I try to avoid major politics here; I know we all have different approaches to things. But this song is funny and well-written.

Yarn Harlot, that is. Stephanie Pearl-McPhee is a former doula turned professional knitter and writer-about-knitting. She also writes a highly entertaining and very sweet blog. As part of her latest book tour she went to London for a few days; on her last day she went for a wander and wandered right into a cathedral. The whole travellogue is wonderful; her description of her atheist faith is beautiful; the comments from four self-identified UUs is icing on the cake. We (your clergy) work so hard to get people past the odd sort of shame that seems to hang over liberal religion, that it’s very gratifying to see evidence that some people are really claiming the beauty of this faith.

If you have any affinity for art, architecture, or travel, go look. Aside from a few random pictures that include a stripey sock, there’s nothing very knitter-specific there, just a whole lot of beautiful photographs and accompanying prose. Yum.

I’ve posted several times about furoshikis, the Japanese squares of fabric that can be transformed into carrying bags and wraps of all kinds. A little while back I noted that there was a book, and promised a follow-up if I could get my hands on it.

I found it. Gift Wrapping With Textiles by Chizuko Morita was, unbelievably, in the Bangor Borders. Now that I’ve had it for a few months, I feel qualified to comment.

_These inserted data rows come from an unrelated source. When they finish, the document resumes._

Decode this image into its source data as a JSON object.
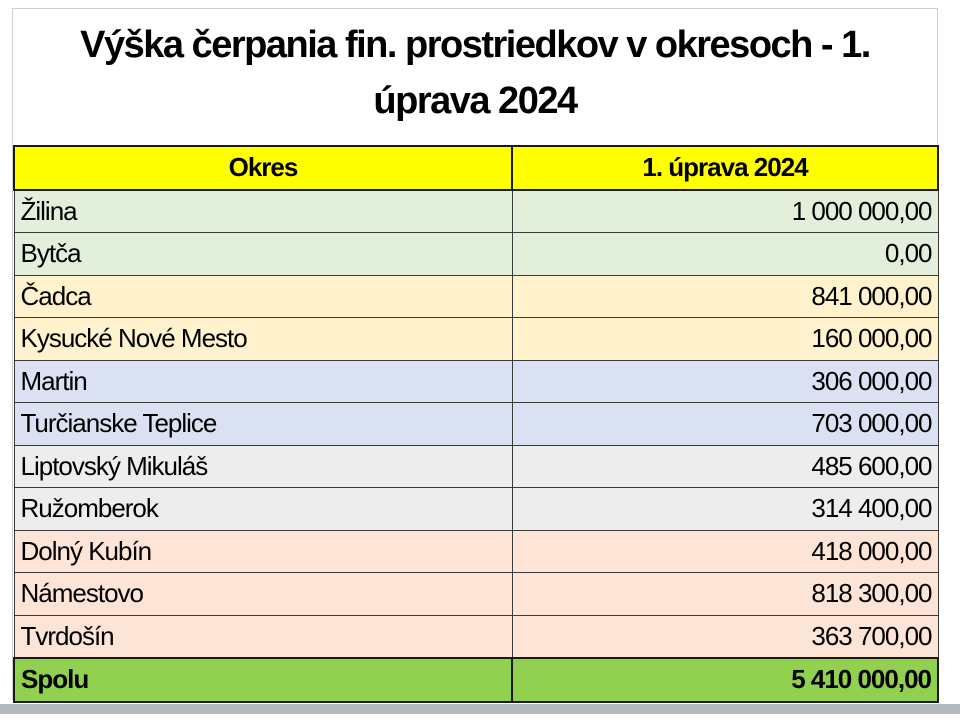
{
  "title": "Výška čerpania fin. prostriedkov v okresoch - 1. úprava 2024",
  "title_lines": [
    "Výška čerpania fin. prostriedkov v okresoch - 1.",
    "úprava 2024"
  ],
  "table": {
    "headers": [
      "Okres",
      "1. úprava 2024"
    ],
    "header_color": "#ffff00",
    "rows": [
      {
        "name": "Žilina",
        "value": "1 000 000,00",
        "color": "#e2efda"
      },
      {
        "name": "Bytča",
        "value": "0,00",
        "color": "#e2efda"
      },
      {
        "name": "Čadca",
        "value": "841 000,00",
        "color": "#fff2cc"
      },
      {
        "name": "Kysucké Nové Mesto",
        "value": "160 000,00",
        "color": "#fff2cc"
      },
      {
        "name": "Martin",
        "value": "306 000,00",
        "color": "#d9e1f2"
      },
      {
        "name": "Turčianske Teplice",
        "value": "703 000,00",
        "color": "#d9e1f2"
      },
      {
        "name": "Liptovský Mikuláš",
        "value": "485 600,00",
        "color": "#ededed"
      },
      {
        "name": "Ružomberok",
        "value": "314 400,00",
        "color": "#ededed"
      },
      {
        "name": "Dolný Kubín",
        "value": "418 000,00",
        "color": "#fce4d6"
      },
      {
        "name": "Námestovo",
        "value": "818 300,00",
        "color": "#fce4d6"
      },
      {
        "name": "Tvrdošín",
        "value": "363 700,00",
        "color": "#fce4d6"
      }
    ],
    "total": {
      "name": "Spolu",
      "value": "5 410 000,00",
      "color": "#92d050"
    }
  }
}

The truth is, almost all the really useful wraps are demo’ed on YouTube or diagrammed on the Japanese Ministry of the Environment furoshiki. There are a few good additions in this book, notably a large folio carry (think framed art), the long tube wrap (think rolled posters), the kimono wine wrap (not as useful as the ordinary bottle wrap, but prettier), and the backpack (uses two furoshikis, and really only good in a pinch). Everything else is either a reapplication of a basic concept or cute/pretty but not useful as such (and here my New England pragmatism peeks through). The instructions are generally good, especially the section in the beginning about the different sorts of knots and how to tie them. there are a few places where the wording is a little tricky, but nothing insurmountable.

If you’re planning to convert your life to a furoshiki-only existence, get this book. If you want a lot of instructions about decorative wraps (the title is, after all, about gift wrapping) with flowers or rabbits or kittens worked into the tying, get this book. Otherwise, see if you can get it at the library.

From one of the many email lists I follow:

What use is there in a blunt truth thrown like
a stone, which breaks the heart? There is
no virtue in truth which has no beauty.

– Hidayat Inayat-Khan, Sufi teacher

We honor the search for truth–both individual and collective. Alas, many of us still struggle with finding ways to express that truth without breaking hearts. How do you make truth graceful?